There aren’t really any villains here – both leads are presented as extremely ambitious men who perhaps take their rivalry to a dangerous place. Added to the mix is Nikola Tesla (Nicholas Hoult), who urges Edison to reconsider using AC current – if this storyline sounds at all dry, it is presented in a much more absorbing and interesting way in the film.
Director Alfonso Gomez-Rejon (Me and Earl and the Dying Girl) imbues the film with an artsy feel, thanks to a fascinating and varied selection of shots, effects and lenses. There are close-ups quickly followed by medium shots, overhead shots which quickly switch to low angles, and a movement of the camera into the actors’ faces that makes for an interesting – if a little jarring – aesthetic.
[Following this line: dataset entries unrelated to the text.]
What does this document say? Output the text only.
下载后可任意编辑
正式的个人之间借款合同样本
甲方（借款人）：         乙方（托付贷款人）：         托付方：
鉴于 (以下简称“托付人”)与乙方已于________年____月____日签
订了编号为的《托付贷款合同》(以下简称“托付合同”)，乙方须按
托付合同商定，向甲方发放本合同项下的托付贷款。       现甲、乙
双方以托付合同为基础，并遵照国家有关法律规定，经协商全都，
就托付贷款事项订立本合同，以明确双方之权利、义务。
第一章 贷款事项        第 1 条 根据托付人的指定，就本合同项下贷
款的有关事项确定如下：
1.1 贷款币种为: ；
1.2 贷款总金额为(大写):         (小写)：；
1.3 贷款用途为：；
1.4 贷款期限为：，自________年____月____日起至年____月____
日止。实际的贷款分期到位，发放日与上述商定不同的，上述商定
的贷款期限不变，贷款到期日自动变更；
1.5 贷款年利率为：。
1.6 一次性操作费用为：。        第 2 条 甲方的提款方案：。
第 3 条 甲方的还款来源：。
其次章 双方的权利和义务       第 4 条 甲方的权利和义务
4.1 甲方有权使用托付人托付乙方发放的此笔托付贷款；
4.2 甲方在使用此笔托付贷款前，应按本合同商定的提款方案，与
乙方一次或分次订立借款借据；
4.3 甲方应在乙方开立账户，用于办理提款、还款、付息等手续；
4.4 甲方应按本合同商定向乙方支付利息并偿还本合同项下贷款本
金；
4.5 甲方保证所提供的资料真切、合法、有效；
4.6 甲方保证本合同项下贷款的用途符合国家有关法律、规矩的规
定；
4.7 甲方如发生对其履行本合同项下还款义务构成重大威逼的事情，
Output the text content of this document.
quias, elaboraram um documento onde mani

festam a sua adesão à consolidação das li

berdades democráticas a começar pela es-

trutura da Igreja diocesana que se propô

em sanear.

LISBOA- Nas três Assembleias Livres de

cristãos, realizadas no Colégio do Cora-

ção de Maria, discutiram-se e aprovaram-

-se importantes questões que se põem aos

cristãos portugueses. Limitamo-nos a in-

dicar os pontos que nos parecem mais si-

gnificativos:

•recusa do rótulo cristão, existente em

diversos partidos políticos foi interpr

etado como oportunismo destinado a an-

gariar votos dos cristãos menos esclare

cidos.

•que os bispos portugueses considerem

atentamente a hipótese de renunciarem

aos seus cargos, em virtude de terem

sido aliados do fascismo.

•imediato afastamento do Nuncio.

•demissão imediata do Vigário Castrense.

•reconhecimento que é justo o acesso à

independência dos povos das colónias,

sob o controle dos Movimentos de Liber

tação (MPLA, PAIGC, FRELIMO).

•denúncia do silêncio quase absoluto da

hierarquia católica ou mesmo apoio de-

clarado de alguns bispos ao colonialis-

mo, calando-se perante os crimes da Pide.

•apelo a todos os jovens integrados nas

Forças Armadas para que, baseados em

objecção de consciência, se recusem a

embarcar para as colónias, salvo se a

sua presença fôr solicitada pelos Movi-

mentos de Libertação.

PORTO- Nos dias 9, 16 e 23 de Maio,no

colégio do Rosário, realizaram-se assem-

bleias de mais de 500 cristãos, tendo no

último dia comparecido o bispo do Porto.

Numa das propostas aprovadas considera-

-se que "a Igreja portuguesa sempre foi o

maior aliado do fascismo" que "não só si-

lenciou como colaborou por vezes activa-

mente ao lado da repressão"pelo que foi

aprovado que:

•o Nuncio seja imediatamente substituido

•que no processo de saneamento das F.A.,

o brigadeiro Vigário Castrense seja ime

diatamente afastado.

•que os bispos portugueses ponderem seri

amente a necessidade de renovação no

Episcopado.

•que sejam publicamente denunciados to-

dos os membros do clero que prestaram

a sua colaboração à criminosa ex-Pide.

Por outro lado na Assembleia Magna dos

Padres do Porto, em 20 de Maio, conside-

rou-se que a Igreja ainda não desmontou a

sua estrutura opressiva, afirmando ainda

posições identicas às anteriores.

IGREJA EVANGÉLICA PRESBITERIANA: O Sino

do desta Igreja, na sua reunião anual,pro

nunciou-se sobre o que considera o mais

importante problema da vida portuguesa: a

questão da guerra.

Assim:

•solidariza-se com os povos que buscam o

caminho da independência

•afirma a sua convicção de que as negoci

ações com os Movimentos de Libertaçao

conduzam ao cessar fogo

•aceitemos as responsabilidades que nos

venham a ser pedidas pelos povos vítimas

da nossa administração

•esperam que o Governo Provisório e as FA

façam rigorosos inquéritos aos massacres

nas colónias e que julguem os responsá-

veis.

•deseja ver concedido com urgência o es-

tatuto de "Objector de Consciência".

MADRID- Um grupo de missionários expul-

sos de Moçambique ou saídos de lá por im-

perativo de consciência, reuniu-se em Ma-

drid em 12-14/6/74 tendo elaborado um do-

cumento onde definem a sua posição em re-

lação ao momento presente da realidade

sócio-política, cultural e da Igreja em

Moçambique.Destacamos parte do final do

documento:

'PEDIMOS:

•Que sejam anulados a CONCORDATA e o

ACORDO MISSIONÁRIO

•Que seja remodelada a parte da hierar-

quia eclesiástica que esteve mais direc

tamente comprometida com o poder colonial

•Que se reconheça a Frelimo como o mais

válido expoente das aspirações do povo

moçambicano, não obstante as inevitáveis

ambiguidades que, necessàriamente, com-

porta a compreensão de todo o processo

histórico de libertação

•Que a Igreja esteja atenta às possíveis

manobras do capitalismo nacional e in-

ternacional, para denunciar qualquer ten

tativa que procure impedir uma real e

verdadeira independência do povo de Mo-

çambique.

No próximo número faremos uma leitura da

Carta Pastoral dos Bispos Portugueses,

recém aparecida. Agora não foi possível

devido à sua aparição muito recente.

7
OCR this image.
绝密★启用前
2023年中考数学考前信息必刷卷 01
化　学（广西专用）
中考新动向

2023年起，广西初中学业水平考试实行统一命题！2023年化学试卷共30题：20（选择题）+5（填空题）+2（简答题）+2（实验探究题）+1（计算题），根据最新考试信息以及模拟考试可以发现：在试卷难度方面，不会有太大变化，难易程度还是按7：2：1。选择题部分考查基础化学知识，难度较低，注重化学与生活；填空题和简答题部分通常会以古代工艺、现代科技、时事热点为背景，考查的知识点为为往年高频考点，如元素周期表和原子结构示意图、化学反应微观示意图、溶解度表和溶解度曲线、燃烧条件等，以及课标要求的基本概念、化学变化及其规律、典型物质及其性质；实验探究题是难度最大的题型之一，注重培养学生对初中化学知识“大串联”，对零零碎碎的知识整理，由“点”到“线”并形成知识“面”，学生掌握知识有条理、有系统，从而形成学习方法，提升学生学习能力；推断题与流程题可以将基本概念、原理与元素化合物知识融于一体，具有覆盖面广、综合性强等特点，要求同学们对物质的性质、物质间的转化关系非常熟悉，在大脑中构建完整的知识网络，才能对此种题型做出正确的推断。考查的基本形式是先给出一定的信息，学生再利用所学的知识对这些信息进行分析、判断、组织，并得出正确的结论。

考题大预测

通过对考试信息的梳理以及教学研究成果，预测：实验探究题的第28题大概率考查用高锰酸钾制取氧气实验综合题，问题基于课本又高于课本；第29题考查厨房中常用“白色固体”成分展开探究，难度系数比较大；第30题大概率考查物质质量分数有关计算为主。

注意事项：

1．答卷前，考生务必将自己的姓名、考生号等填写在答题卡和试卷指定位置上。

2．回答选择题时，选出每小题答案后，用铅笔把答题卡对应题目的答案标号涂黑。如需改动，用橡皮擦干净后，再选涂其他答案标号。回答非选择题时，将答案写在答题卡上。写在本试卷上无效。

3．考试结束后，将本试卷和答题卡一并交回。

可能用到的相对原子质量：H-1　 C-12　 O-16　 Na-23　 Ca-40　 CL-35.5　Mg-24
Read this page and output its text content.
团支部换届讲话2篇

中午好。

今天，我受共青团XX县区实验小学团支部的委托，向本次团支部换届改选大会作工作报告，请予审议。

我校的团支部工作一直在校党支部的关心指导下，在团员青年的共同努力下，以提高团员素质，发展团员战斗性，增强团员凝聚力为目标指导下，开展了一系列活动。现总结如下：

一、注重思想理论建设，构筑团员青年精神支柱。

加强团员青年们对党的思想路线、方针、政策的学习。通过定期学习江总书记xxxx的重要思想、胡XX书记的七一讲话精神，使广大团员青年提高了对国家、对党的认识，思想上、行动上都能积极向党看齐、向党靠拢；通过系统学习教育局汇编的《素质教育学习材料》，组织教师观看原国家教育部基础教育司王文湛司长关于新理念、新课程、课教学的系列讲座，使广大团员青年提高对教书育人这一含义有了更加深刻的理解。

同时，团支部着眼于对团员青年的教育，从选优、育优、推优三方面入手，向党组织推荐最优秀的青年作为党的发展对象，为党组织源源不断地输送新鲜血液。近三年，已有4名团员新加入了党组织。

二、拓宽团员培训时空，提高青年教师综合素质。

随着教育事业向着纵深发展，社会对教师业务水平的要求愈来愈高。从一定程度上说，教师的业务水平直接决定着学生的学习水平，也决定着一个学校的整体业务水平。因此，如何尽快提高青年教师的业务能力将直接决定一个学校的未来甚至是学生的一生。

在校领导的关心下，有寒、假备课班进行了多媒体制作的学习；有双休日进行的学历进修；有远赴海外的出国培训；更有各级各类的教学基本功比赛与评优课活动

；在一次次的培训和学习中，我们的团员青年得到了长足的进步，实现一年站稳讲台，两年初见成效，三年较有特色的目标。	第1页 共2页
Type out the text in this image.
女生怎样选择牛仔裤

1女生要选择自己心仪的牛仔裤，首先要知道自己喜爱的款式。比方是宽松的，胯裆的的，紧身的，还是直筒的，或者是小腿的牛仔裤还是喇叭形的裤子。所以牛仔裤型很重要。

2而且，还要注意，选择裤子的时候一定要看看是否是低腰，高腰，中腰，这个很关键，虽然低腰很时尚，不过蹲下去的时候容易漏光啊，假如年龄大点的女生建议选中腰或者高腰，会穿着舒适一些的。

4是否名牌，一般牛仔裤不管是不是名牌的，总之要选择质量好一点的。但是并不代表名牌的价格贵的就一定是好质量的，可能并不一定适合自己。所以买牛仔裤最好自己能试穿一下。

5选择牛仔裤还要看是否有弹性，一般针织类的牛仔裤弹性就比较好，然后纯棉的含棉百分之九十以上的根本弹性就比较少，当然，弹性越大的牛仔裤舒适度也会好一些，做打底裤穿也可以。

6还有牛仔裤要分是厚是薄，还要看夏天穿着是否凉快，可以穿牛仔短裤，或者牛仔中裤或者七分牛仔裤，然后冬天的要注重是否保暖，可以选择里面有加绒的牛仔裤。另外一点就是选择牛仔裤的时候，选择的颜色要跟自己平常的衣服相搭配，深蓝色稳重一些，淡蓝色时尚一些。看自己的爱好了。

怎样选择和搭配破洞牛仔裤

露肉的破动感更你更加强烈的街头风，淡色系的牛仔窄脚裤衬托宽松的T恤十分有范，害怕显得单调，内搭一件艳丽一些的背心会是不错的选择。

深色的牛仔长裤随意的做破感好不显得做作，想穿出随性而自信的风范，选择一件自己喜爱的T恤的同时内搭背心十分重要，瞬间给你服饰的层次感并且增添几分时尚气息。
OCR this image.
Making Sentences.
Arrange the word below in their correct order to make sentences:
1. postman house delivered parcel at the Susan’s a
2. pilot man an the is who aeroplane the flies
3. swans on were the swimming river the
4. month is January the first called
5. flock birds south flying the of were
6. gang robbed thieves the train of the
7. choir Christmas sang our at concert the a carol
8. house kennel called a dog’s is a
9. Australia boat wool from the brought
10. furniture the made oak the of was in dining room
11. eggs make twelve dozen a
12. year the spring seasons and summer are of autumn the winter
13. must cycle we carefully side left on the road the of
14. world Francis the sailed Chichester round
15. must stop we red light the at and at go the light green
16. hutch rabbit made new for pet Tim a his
The film’s script is well paced, though there is a definite sense of awareness of its technical and potentially snoozeworthy subject matter. Perhaps this is why Gomez-Rejon opted for such a slew of camera techniques throughout the film. While it’s a visually interesting style, it actually ends up distracting from what could have been a fascinating character battle between the scientists. In the end, despite a surplus of electricity, the film doesn’t really do a thorough job of illuminating the titanic battle over current.
In the end, despite a surplus of electricity, the film doesn’t really do a thorough job of illuminating the titanic battle over current
The film’s issues in production are well documented, and could go some way to explain the lacklustre, somewhat disjointed and generally quite dry tone. It’s tough not to compare the film to Christopher Nolan’s The Prestige, which managed to introduce elements of magic, rivalry, intrigue and drama without seeming as disjointed, odd and slightly dull as this film.
There isn’t quite enough exposition, and we’re just sort of supposed to understand the rivalry relationship between our two leads. Perhaps in an effort to make this film about current be as electrifying as possible, the film moves along at incredible speed, barely stopping to set up any drama or give us any satisfying pay-offs or reasoning.
Gomez-Rejon and the cast do their best to make this an interesting film, but the problems with the production likely predate any of their involvement anyway. What would have likely been an interesting drama based around Westinghouse, Edison and Tesla’s rivalry is packed full of cinematic effects and a speed-of-light pace that doesn’t do it many favours. It’s mostly interesting to look at and somewhat compelling to think about, but overall there's not enough here to really warrant a trip to the Big Screen.